The Faroe Islands is not an ideal setting for playing football. The archipelago of 18 rocky islands in the North Atlantic Ocean can see 300 days of rain per year, and 13C is considered a baking hot summer’s day. The 50,000 inhabitants are comfortably outnumbered by its 80,000 sheep.
But none of this has stopped the Faroese adopting football as their national love. Statistically, they are one of the most football-obsessed populations on Earth. Roughly 10 per cent of people in the Faroe Islands play regularly, with a similar percentage attending a game every single week.
Conditions for much of the football season are so tough that there’s a rule unique to the area, allowing players to hold the ball still for a team-mate before they take a set-piece on windy days. Unlike in Iceland, 430 miles to the north west, there are no full-sized indoor pitches in the Faroes, so players have to be ready to brave the elements all year round.

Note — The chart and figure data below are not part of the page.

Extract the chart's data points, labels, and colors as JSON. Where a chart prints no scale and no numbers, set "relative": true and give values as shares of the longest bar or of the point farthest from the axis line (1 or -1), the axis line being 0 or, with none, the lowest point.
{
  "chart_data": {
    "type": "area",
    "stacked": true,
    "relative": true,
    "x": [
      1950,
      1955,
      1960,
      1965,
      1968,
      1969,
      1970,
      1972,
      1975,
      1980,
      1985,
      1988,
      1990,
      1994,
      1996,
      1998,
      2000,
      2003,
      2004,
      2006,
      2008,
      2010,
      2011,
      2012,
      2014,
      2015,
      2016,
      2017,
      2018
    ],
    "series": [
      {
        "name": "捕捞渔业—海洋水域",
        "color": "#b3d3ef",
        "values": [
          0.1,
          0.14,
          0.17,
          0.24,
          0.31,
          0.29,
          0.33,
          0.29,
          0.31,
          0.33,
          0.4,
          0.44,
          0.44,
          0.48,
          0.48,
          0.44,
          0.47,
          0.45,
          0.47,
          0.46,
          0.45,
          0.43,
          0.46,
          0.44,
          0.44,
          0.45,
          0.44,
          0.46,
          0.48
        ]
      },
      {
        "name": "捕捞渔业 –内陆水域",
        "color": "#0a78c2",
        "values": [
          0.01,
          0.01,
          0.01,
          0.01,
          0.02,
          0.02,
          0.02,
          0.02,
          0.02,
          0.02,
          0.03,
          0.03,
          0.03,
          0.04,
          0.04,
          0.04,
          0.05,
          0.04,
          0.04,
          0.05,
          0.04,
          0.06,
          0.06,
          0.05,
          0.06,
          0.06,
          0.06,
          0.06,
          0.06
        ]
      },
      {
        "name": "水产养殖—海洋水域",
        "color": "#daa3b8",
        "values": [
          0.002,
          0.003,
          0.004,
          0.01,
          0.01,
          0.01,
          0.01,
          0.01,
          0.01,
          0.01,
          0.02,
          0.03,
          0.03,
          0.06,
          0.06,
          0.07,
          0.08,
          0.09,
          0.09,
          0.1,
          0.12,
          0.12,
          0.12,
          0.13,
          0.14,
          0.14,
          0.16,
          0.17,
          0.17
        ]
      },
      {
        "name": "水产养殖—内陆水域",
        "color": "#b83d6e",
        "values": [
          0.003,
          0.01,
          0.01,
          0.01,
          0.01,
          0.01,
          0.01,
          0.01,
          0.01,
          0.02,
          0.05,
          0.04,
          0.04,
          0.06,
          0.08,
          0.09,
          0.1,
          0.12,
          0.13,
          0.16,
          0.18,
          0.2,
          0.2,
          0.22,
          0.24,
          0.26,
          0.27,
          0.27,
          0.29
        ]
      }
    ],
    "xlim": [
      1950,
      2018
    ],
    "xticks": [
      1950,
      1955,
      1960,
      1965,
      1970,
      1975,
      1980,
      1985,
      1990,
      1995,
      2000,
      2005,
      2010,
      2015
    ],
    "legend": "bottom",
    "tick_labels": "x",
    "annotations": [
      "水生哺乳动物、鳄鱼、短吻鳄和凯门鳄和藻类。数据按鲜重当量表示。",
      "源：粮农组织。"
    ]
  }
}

For a certain generation of supporters, the Faroe Islands – still a part of the Kingdom of Denmark, but autonomous enough to be allowed to join FIFA in 1988 – conjures up images of bobble hat-wearing goalkeeper Jens Martin Knudsen regularly and sheepishly (pun very much intended) picking the ball out of his net. Knudsen retired from international football in May 2006, the Faroes beginning Euro 2008 qualifying with a 6-0 home loss to Georgia, the first of 12 defeats out of 12.